Les Russes, finalement, sont des "réalistes" en matière de politique étrangère. Ils ont été "traumatisés" par l'expérience tchétchène. Dont acte : la France n'a rien compris. Le clou, c'est sans doute la pseudo-démonstration sur les attaques chimiques du 21 août 2013 : non, le régime n'avait rien à y gagner (alors qu'il a lancé une contre-attaque immédiatement après, et par la négociation, a pu continuer à loisir ses offensives avec armes conventionnelles, utilisant même du chlore par la suite, moins repérable que le sarin). Et F. Pichon, sur cet événement sensible, ne cite aucune source ou presque : arguments d'autorité, de nouveau. Assad, de toute façon, est la seule alternative. Quand on sait qu'il a fallu l'intervention directe de la Russie pour sauver le régime, encore une fois, en septembre 2015, le propos a de quoi faire sourire.

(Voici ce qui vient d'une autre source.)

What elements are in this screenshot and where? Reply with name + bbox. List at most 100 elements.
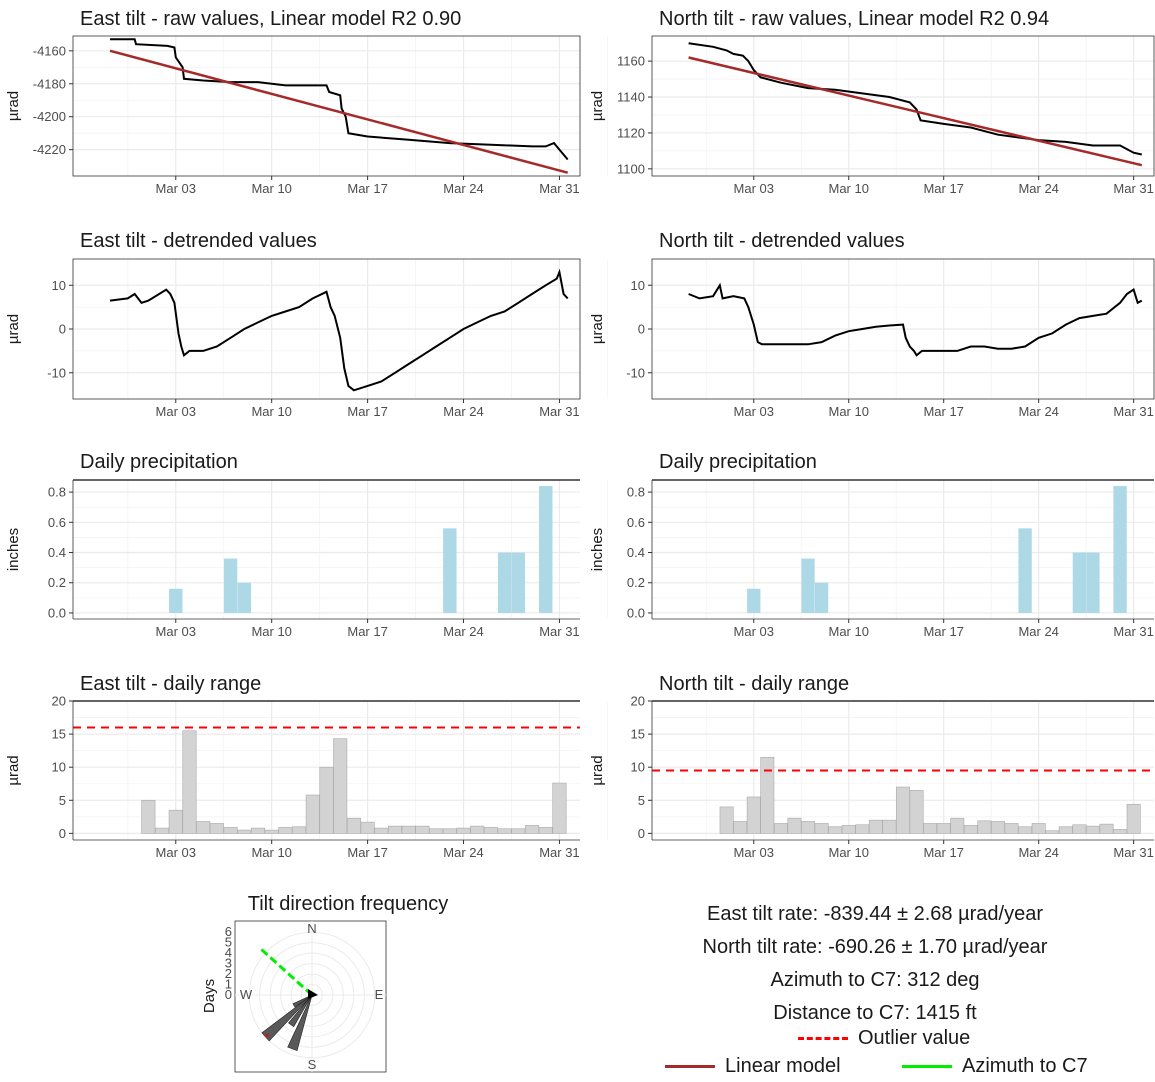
east_precip-x-tick-label: Mar 10 — [251, 624, 291, 639]
north_raw-y-tick-label: 1140 — [617, 90, 645, 105]
north_range-bar — [1018, 826, 1033, 834]
east_detr-x-tick-label: Mar 03 — [156, 404, 196, 419]
north_precip-bar — [814, 582, 829, 613]
north_detr-x-tick-label: Mar 24 — [1018, 404, 1058, 419]
north_precip-x-tick-label: Mar 24 — [1018, 624, 1058, 639]
north_detr-data-line — [688, 282, 1143, 357]
east_range-bar — [141, 799, 156, 834]
north_range-bar — [1113, 829, 1128, 834]
rose-r-tick-label: 6 — [225, 924, 232, 939]
north_range-bar — [977, 820, 992, 834]
legend-outlier-key — [798, 1037, 848, 1041]
rose-label-e: E — [375, 987, 384, 1002]
east_range-bar — [401, 825, 416, 834]
east_precip-bar — [169, 588, 183, 613]
north_raw-x-tick-label: Mar 03 — [734, 181, 774, 196]
north_precip-bar — [1086, 552, 1100, 613]
north_range-y-tick-label: 10 — [631, 760, 645, 775]
north_raw-x-tick-label: Mar 31 — [1113, 181, 1153, 196]
north_range-bar — [773, 823, 788, 834]
east_range-bar — [387, 825, 403, 834]
north_precip-bar — [1113, 486, 1127, 613]
north_raw-title: North tilt - raw values, Linear model R2… — [659, 8, 1049, 30]
north_range-bar — [801, 821, 815, 834]
east_range-bar — [182, 730, 197, 834]
east_precip-y-tick-label: 0.4 — [48, 545, 66, 560]
north_detr-y-tick-label: -10 — [626, 365, 645, 380]
rose-label-n: N — [307, 921, 316, 936]
north_range-y-tick-label: 0 — [638, 826, 645, 841]
legend-azimuth-label: Azimuth to C7 — [962, 1055, 1088, 1077]
legend-model: Linear model — [665, 1055, 841, 1078]
north_detr-y-axis-label: µrad — [589, 314, 606, 344]
east_range-bar — [497, 828, 512, 834]
rose-title: Tilt direction frequency — [248, 893, 448, 915]
north_range-bar — [746, 796, 761, 834]
rate-summary: East tilt rate: -839.44 ± 2.68 µrad/year… — [640, 898, 1110, 1030]
north_range-bar — [1126, 803, 1141, 834]
north_precip-bar — [1018, 528, 1032, 613]
north_precip-bar — [801, 558, 815, 613]
north_range-bar — [841, 825, 856, 834]
rose-label-w: W — [240, 987, 253, 1002]
east_raw-x-tick-label: Mar 03 — [156, 181, 196, 196]
rose-label-s: S — [308, 1057, 317, 1072]
rose-petal — [292, 994, 313, 1008]
east_precip-y-tick-label: 0.8 — [48, 485, 66, 500]
north_detr-y-tick-label: 0 — [638, 322, 645, 337]
north_range-x-tick-label: Mar 03 — [734, 845, 774, 860]
rose-r-tick-label: 1 — [225, 977, 232, 992]
east_raw-x-tick-label: Mar 31 — [539, 181, 579, 196]
north_precip-x-tick-label: Mar 31 — [1113, 624, 1153, 639]
north_detr-x-tick-label: Mar 17 — [923, 404, 963, 419]
north_precip-y-tick-label: 0.4 — [627, 545, 645, 560]
north_range-bar — [1045, 830, 1060, 834]
rose-r-tick-label: 2 — [225, 966, 232, 981]
east_precip-y-tick-label: 0.2 — [48, 575, 66, 590]
east_detr-x-tick-label: Mar 24 — [443, 404, 483, 419]
east_detr-title: East tilt - detrended values — [80, 230, 317, 252]
north_range-x-tick-label: Mar 17 — [923, 845, 963, 860]
east_detr-x-tick-label: Mar 17 — [347, 404, 387, 419]
north_detr-title: North tilt - detrended values — [659, 230, 905, 252]
east_range-title: East tilt - daily range — [80, 673, 261, 695]
rose-model-line — [264, 1032, 270, 1039]
east_detr-y-axis-label: µrad — [5, 314, 22, 344]
east_range-bar — [415, 825, 430, 834]
north_raw-y-tick-label: 1160 — [617, 54, 645, 69]
north_raw-x-tick-label: Mar 17 — [923, 181, 963, 196]
east_range-x-tick-label: Mar 31 — [539, 845, 579, 860]
east_range-bar — [196, 821, 211, 834]
north_precip-y-tick-label: 0.0 — [627, 605, 645, 620]
north_raw-y-axis-label: µrad — [589, 91, 606, 121]
east_raw-y-tick-label: -4220 — [33, 142, 66, 157]
east_precip-x-tick-label: Mar 03 — [156, 624, 196, 639]
east_range-bar — [538, 827, 553, 834]
east_raw-title: East tilt - raw values, Linear model R2 … — [80, 8, 461, 30]
east_range-bar — [374, 827, 389, 834]
east_range-bar — [305, 794, 320, 834]
north_precip-x-tick-label: Mar 10 — [828, 624, 868, 639]
north_precip-y-axis-label: inches — [589, 528, 606, 571]
east_range-bar — [429, 828, 444, 834]
north_precip-y-tick-label: 0.2 — [627, 575, 645, 590]
north_range-bar — [991, 821, 1005, 834]
north_precip-y-tick-label: 0.8 — [627, 485, 645, 500]
east_range-bar — [319, 766, 334, 834]
east_range-bar — [525, 825, 540, 834]
north_raw-model-line — [688, 56, 1143, 167]
north_precip-bar — [1072, 552, 1087, 613]
north_range-bar — [950, 817, 965, 834]
rose-petal — [287, 994, 313, 1051]
north_precip-plot-area — [652, 480, 1154, 619]
east_precip-x-tick-label: Mar 24 — [443, 624, 483, 639]
east_precip-y-tick-label: 0.6 — [48, 515, 66, 530]
north_range-y-axis-label: µrad — [589, 755, 606, 785]
east_detr-x-tick-label: Mar 10 — [251, 404, 291, 419]
north_raw-x-tick-label: Mar 10 — [828, 181, 868, 196]
east_raw-y-axis-label: µrad — [5, 91, 22, 121]
north_range-y-tick-label: 5 — [638, 793, 645, 808]
north_detr-x-tick-label: Mar 10 — [828, 404, 868, 419]
rose-r-tick-label: 5 — [225, 935, 232, 950]
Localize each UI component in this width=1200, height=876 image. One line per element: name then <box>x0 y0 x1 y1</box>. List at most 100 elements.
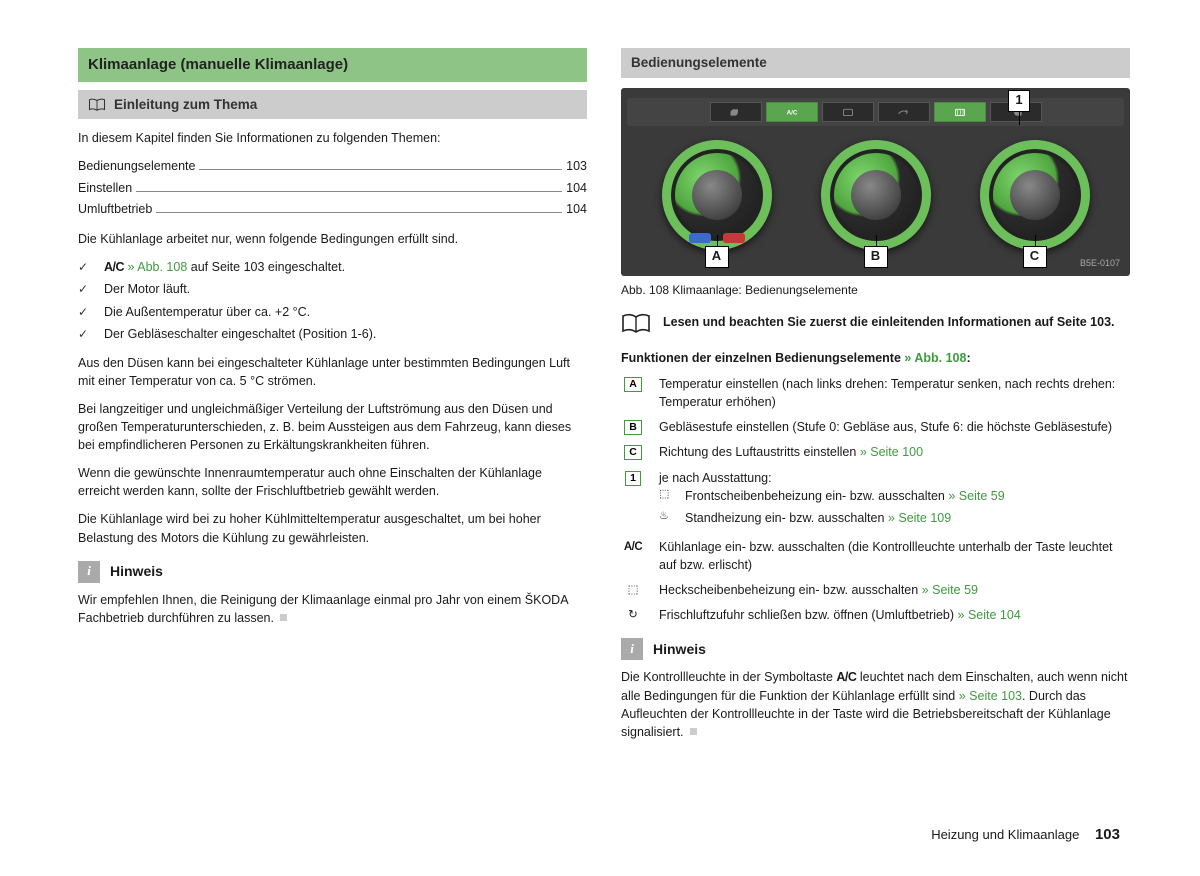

L'Occident s'est-il trompé ? Peut-être. En tout cas, Frédéric Pichon, lui, ne trompe personne. Celui qui prétendait encore en juillet 2016 que jamais les rebelles syriens n'arriveraient à lever le blocus établi à grand peine par le régime autour d'Alep -avant d'être démenti pour un temps quelques jours plus tard- fanfaronne à mesure que le régime syrien, porté à bout de bras par ses alliés étrangers, s'impose comme un acteur incontournable du règlement du conflit. A vaincre sans péril, on triomphe sans gloire, a-t-on coutume de dire. Sans psittacisme bien sûr.